Stanaszek, who previously worked in construction, said he got started with collecting when he came across two vintage steel toy cars while working on a job site. McNulty, a former dental assistant, picked up her interest in antiques from her mother, who was a collector.

“My mom always had real cool stuff in the house,” she recalled.

The items on display for sale in their store range from a 1940 Singer sewing machine to a 45 rpm record signed by Jerry Lee Lewis. Furniture, including a dining room table and rocking chair, take up a good deal of room. Phonograph players and a 1930s-era Zenith-brand radio, the size of a small washing machine, are indicative of technology of past decades. Vintage advertising signs cover one wall. One shelf holds china and fine porcelain, while another contains vintage toys from the 1950s.
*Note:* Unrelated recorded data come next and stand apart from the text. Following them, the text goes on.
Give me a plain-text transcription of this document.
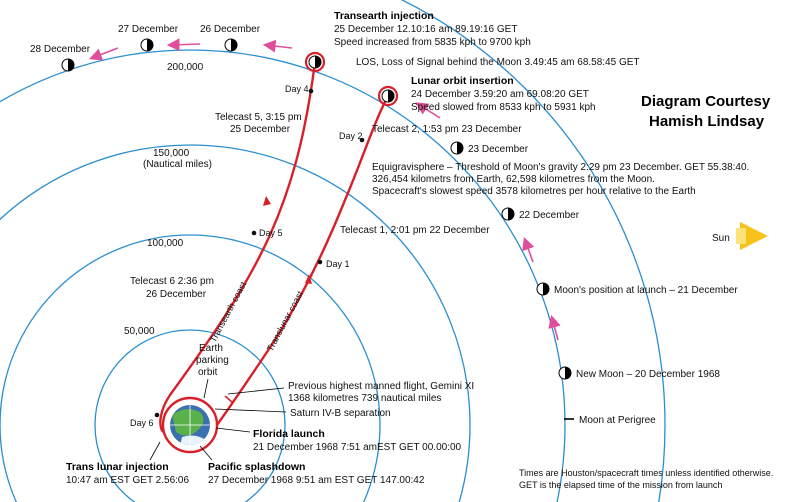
Sun
Day 1
Day 2
Day 4
Day 5
Day 6
200,000
150,000
(Nautical miles)
100,000
50,000
28 December
27 December 26 December
23 December
22 December
Moon's position at launch – 21 December
New Moon – 20 December 1968
Moon at Perigree
Transearth injection
25 December 12.10:16 am 89.19:16 GET
Speed increased from 5835 kph to 9700 kph
LOS, Loss of Signal behind the Moon 3.49:45 am 68.58:45 GET
Lunar orbit insertion
24 December 3.59:20 am 69.08:20 GET
Speed slowed from 8533 kph to 5931 kph	Diagram Courtesy
Hamish Lindsay
Telecast 2, 1:53 pm 23 December
Telecast 5, 3:15 pm
25 December
Telecast 1, 2:01 pm 22 December
Telecast 6 2:36 pm
26 December
Equigravisphere – Threshold of Moon's gravity 2:29 pm 23 December. GET 55.38:40.
326,454 kilometrs from Earth, 62,598 kilometres from the Moon.
Spacecraft's slowest speed 3578 kilometres per hour relative to the Earth
Translunar coast
Transearth coast
Earth
parking
orbit
Previous highest manned flight, Gemini XI
1368 kilometres 739 nautical miles
Saturn IV-B separation
Florida launch
21 December 1968 7:51 amEST GET 00.00:00
Trans lunar injection
10:47 am EST GET 2.56:06
Pacific splashdown
27 December 1968 9:51 am EST GET 147.00:42
Times are Houston/spacecraft times unless identified otherwise.
GET is the elapsed time of the mission from launch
The most unusual item in the store, McNulty said, is a wash stand, or vanity, dating from 1899. Reflecting the lack of electricity of the day, candles stand alongside the mirror.
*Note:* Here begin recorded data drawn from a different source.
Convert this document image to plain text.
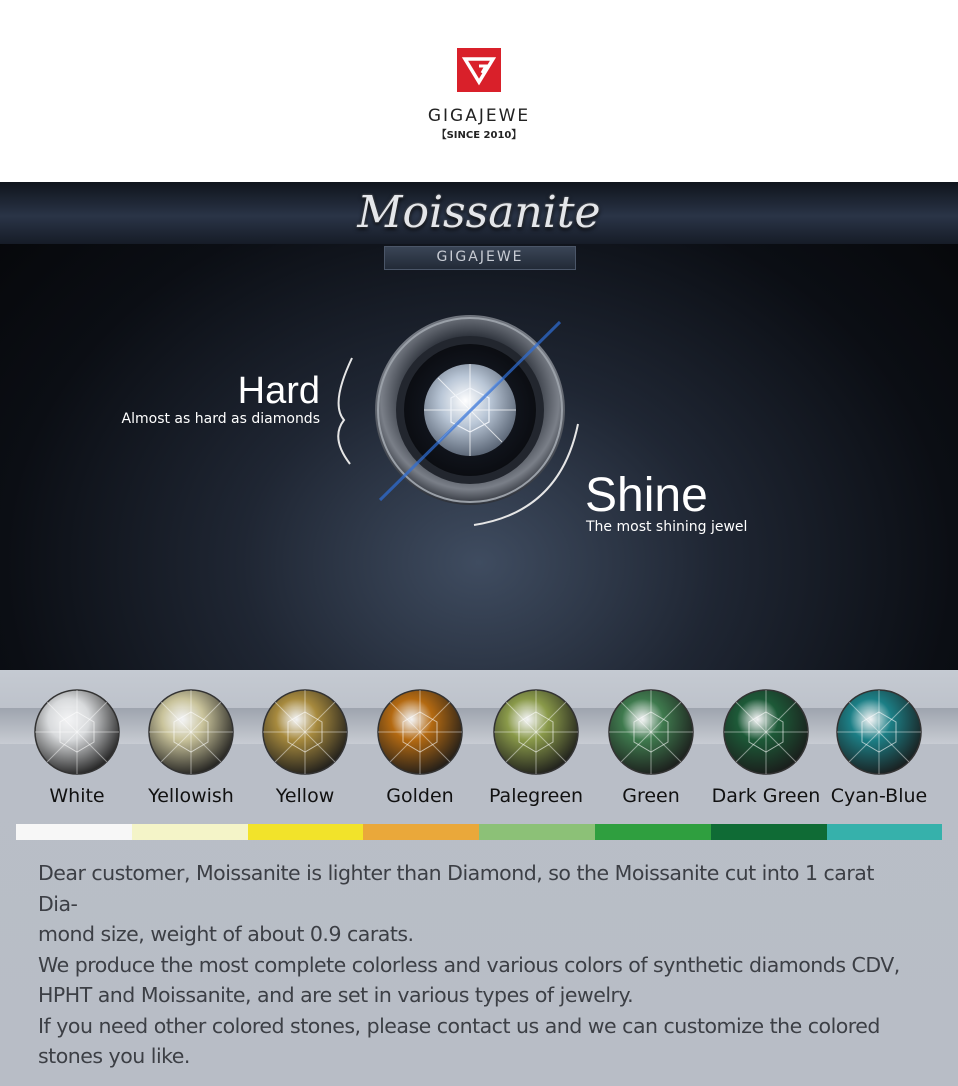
GIGAJEWE
【SINCE 2010】
Moissanite
GIGAJEWE
Hard
Almost as hard as diamonds
Shine
The most shining jewel
White	Yellowish	Yellow	Golden	Palegreen	Green	Dark Green Cyan-Blue

Dear customer, Moissanite is lighter than Diamond, so the Moissanite cut into 1 carat Dia-

mond size, weight of about 0.9 carats.

We produce the most complete colorless and various colors of synthetic diamonds CDV,

HPHT and Moissanite, and are set in various types of jewelry.

If you need other colored stones, please contact us and we can customize the colored

stones you like.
Items from the 1930s and ‘40s are popular now, she said. Cedar chests are sought by young people who buy them as furniture on which to place large, flat-screen televisions, she added.

The couple, who live in North Olmsted, attend estate sales every weekend to find items to resell.

“The nicest stuff you get at estate sales and auctions,” Stanasezek said.

If a customer is seeking a particular item they don’t currently have, they’ll look for it while out canvassing, McNulty said. They often purchase transistor radios for a regular customer who collects them, she noted.

For the Christmas season, The Treasures Within plans to stock up on vintage children’s toys. Stanaszek, who rebuilt the shop’s floor before the stores’ grand opening, often rebuilds old toys he buys to get them in good working order.

As Stanaszek told the woman who brought in the lamp, the couple try to keep their prices low – below those found for similar items on eBay, McNulty said.

The store has a website – – that displays photos of items sold in the store. But no purchases can be made online.

“We decided we want the customers to come into the store,” McNulty told West Life.

Customers are telling others collectors about the store, McNulty said. They like the fact that they’re getting to know many of their repeat customers, creating a friendly feeling of community at the store.

“It’s like going down to the barber shop on ‘The Andy Griffith Show,’” Stanaszek said.